Al cabo de una semana, tras la partida de lady Carbury de la Finca Carbury, Paul Montague volvió, y fue recibido como un buen amigo. Se había comprometido a no ver a Henrietta durante al menos tres meses, pero nada más. «Si no acepta casarse contigo, no hay razón para que yo no lo intente», había sostenido. Roger ni siquiera quiso ceder en eso. Estaba convencido de que Paul debía retirarse completamente, en parte porque no disponía del menor ingreso, y en parte porque Roger había sido el primero en fijarse en Henrietta; y también en señal de gratitud, aunque sobre esta última razón, Roger jamás dijo palabra. Si Paul no se daba cuenta de ello, entonces su amigo no tenía el carácter que Roger le había atribuido.

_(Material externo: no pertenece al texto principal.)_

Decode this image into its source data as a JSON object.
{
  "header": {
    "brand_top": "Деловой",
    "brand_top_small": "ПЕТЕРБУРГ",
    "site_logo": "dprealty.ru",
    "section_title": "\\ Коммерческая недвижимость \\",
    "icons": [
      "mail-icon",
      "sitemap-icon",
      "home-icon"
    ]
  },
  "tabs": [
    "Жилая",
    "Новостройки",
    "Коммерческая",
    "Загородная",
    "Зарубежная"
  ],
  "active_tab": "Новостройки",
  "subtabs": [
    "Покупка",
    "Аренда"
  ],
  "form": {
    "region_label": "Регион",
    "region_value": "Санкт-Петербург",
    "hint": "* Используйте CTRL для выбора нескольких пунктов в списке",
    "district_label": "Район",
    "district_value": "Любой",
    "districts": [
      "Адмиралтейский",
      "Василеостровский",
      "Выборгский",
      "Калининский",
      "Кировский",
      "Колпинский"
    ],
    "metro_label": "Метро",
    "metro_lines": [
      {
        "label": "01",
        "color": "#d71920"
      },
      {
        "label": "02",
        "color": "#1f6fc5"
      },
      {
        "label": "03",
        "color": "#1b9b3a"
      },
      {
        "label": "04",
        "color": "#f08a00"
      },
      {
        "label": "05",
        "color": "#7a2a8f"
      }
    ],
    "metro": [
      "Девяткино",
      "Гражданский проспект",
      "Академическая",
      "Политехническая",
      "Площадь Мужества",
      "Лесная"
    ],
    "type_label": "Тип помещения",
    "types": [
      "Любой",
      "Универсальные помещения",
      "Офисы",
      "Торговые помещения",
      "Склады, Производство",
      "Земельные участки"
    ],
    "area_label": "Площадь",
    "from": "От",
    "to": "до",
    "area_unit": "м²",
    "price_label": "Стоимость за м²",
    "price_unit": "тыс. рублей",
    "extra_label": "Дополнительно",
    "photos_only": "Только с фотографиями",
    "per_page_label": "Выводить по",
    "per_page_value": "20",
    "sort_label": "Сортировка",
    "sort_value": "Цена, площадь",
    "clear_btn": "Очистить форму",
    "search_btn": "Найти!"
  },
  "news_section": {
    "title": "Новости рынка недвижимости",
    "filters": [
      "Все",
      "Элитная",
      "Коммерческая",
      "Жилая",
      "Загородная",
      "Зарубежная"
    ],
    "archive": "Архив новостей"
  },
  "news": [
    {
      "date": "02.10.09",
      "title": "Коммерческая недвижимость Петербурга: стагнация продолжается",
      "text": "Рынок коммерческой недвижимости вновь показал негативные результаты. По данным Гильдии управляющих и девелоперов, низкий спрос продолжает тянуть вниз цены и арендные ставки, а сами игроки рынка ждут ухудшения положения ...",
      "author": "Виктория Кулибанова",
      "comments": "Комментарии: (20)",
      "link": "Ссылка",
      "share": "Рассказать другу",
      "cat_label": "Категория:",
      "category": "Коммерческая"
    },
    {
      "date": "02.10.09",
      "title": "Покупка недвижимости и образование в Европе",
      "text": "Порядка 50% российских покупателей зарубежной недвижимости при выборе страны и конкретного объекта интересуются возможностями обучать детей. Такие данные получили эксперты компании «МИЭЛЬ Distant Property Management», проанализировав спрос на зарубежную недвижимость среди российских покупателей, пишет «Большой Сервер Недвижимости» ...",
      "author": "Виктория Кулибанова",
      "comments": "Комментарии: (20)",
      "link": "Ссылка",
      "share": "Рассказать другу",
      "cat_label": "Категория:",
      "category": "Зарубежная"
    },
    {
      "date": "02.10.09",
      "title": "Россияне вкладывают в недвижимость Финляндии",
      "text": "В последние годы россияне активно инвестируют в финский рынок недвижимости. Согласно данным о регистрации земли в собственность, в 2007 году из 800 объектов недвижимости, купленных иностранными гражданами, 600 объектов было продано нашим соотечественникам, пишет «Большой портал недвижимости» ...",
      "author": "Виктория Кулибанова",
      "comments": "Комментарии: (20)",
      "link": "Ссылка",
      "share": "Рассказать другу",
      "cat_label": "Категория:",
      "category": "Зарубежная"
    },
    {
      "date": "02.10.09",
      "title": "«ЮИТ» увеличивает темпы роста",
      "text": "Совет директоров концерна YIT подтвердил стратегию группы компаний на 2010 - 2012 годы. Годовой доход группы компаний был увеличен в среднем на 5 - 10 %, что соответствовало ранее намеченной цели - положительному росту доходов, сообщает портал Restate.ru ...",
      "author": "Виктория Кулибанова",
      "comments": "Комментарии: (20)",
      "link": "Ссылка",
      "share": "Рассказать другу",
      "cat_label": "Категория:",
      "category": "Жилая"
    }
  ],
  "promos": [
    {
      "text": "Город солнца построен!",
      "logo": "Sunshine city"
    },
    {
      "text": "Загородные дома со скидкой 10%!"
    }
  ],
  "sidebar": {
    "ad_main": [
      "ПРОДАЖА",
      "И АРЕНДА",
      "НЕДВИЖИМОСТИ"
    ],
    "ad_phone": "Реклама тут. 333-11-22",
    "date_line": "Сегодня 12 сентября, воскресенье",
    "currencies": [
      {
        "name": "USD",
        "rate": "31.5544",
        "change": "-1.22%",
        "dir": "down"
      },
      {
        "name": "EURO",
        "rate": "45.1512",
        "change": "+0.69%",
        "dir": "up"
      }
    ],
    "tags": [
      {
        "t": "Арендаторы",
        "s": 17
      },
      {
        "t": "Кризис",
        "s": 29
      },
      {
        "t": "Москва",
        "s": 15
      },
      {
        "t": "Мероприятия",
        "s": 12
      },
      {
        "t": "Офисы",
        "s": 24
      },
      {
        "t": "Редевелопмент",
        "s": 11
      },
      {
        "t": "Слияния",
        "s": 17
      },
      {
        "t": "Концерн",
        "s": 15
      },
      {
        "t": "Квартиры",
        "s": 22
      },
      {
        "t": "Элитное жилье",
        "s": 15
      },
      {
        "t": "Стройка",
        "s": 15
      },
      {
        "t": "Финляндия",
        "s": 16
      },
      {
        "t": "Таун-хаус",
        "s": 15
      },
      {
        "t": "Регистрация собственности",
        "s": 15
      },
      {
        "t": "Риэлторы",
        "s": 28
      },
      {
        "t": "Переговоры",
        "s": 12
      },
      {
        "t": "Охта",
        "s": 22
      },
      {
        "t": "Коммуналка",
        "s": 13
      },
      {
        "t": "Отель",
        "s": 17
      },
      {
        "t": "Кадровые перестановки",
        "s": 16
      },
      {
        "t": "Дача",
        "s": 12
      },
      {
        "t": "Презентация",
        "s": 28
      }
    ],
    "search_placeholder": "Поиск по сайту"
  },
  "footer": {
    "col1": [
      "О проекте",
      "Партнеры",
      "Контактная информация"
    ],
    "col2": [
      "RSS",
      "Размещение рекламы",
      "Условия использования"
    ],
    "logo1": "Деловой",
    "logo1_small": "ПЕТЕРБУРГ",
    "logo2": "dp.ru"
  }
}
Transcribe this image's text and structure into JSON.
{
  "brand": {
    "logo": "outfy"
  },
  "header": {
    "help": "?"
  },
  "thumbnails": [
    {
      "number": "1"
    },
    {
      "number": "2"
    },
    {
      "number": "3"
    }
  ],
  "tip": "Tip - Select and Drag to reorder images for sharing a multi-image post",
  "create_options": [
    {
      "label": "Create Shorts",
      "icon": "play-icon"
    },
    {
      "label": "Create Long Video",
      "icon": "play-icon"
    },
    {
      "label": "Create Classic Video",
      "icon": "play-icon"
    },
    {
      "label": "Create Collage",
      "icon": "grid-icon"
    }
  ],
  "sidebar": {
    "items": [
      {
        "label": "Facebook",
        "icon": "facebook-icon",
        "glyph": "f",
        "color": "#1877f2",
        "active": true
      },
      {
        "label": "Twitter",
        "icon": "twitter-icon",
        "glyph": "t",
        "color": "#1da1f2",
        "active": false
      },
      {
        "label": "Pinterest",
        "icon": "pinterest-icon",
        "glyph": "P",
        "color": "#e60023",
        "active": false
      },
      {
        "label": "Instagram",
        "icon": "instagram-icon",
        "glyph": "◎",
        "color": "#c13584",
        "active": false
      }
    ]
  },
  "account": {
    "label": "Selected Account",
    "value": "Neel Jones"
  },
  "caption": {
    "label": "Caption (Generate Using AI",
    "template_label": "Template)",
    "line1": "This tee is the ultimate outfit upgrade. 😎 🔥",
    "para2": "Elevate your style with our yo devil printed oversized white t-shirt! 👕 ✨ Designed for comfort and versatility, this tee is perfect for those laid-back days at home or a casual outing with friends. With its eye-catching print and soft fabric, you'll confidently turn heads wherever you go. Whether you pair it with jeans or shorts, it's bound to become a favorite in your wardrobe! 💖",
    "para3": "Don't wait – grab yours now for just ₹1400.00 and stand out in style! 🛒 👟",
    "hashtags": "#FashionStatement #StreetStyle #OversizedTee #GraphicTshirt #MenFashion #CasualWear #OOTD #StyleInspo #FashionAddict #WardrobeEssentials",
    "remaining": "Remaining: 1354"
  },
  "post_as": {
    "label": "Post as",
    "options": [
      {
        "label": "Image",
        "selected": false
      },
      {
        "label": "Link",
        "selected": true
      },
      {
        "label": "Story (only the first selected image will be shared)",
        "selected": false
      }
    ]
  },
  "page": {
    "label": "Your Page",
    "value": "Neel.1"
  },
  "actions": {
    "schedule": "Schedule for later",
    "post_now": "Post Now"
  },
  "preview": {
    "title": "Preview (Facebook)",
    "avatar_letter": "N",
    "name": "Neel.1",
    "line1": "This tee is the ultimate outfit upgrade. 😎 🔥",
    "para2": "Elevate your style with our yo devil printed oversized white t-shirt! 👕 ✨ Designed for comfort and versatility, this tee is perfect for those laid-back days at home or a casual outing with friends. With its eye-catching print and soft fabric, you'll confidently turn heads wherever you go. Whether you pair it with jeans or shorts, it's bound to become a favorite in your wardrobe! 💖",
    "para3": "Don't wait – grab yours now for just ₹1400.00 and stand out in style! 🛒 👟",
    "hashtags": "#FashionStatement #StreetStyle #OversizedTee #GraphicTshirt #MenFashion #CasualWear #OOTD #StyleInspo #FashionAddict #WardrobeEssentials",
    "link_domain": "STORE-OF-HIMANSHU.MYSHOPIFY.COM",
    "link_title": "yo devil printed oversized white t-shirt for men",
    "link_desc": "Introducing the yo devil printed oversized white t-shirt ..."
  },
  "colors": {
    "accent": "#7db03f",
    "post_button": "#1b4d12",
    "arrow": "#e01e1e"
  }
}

Paul sí lo veía, y sentía numerosos escrúpulos. Pero, ¿por qué su amigo debía ser como el perro del hortelano? No dudaría en dejarle el camino libre a Roger si la muchacha le aceptaba, desde luego; entonces Paul no tendría la menor posibilidad. Roger contaba con la ventaja de las tierras de Carbury, mientras que él solamente poseía la dudosa participación en Fisker, Montague y Montague, en un pueblecito dejado de la mano de Dios, a doscientas cincuenta millas de San Francisco. Pero si ni aún con esa ventaja de su lado, Roger conseguía nada, ¿por qué iba él a dejar de intentarlo? Lo que Roger decía acerca de su falta de estabilidad económica era una sandez. Paul estaba seguro de que no habría objetado lo mismo si su amigo no hubiera estado interesado por la misma mujer. Se dijo que tenía dinero, aunque estuviera en manos dudosas, y que no pensaba renunciar a Henrietta por esa razón.

Volvió a Londres en varias ocasiones en busca de los empleos que algunos conocidos le habían prometido a medias, y después del plazo de tres meses, visitó constantemente a lady Carbury y a su hija. Pero de vez en cuando tenía que prometerle de nuevo a Roger Carbury que no declararía su pasión a la joven: durante dos meses, luego seis semanas, y aún otro mes. Mientras tanto, los dos hombres conservaban su amistad, y tanto era así que Montague se pasaba la mayor parte del tiempo como invitado de Roger. La amistad se mantenía, si bien con el tácito entendimiento de que Roger Carbury explotaría en un arrebato de hostilidad si Paul alguna vez lograba hacerse con el puesto del pretendiente oficial de Henrietta Carbury, y que todo seguiría sin el menor altercado si alguien convencía a Henrietta de convertirse de una vez por todas en dueña de Carbury. Así siguieron las cosas hasta la noche en que Montague se encontró con Henrietta en el baile de los Melmotte. El lector debería saber, llegados a este punto, que Paul Montague ya había mantenido un romance previamente: con una viuda, la señora Hurtle, con la que había tratado desesperadamente de casarse antes de su segundo viaje a California. Roger Carbury había impedido el enlace, al considerar que se trataba de una locura de su joven amigo, ofuscado por la pasión.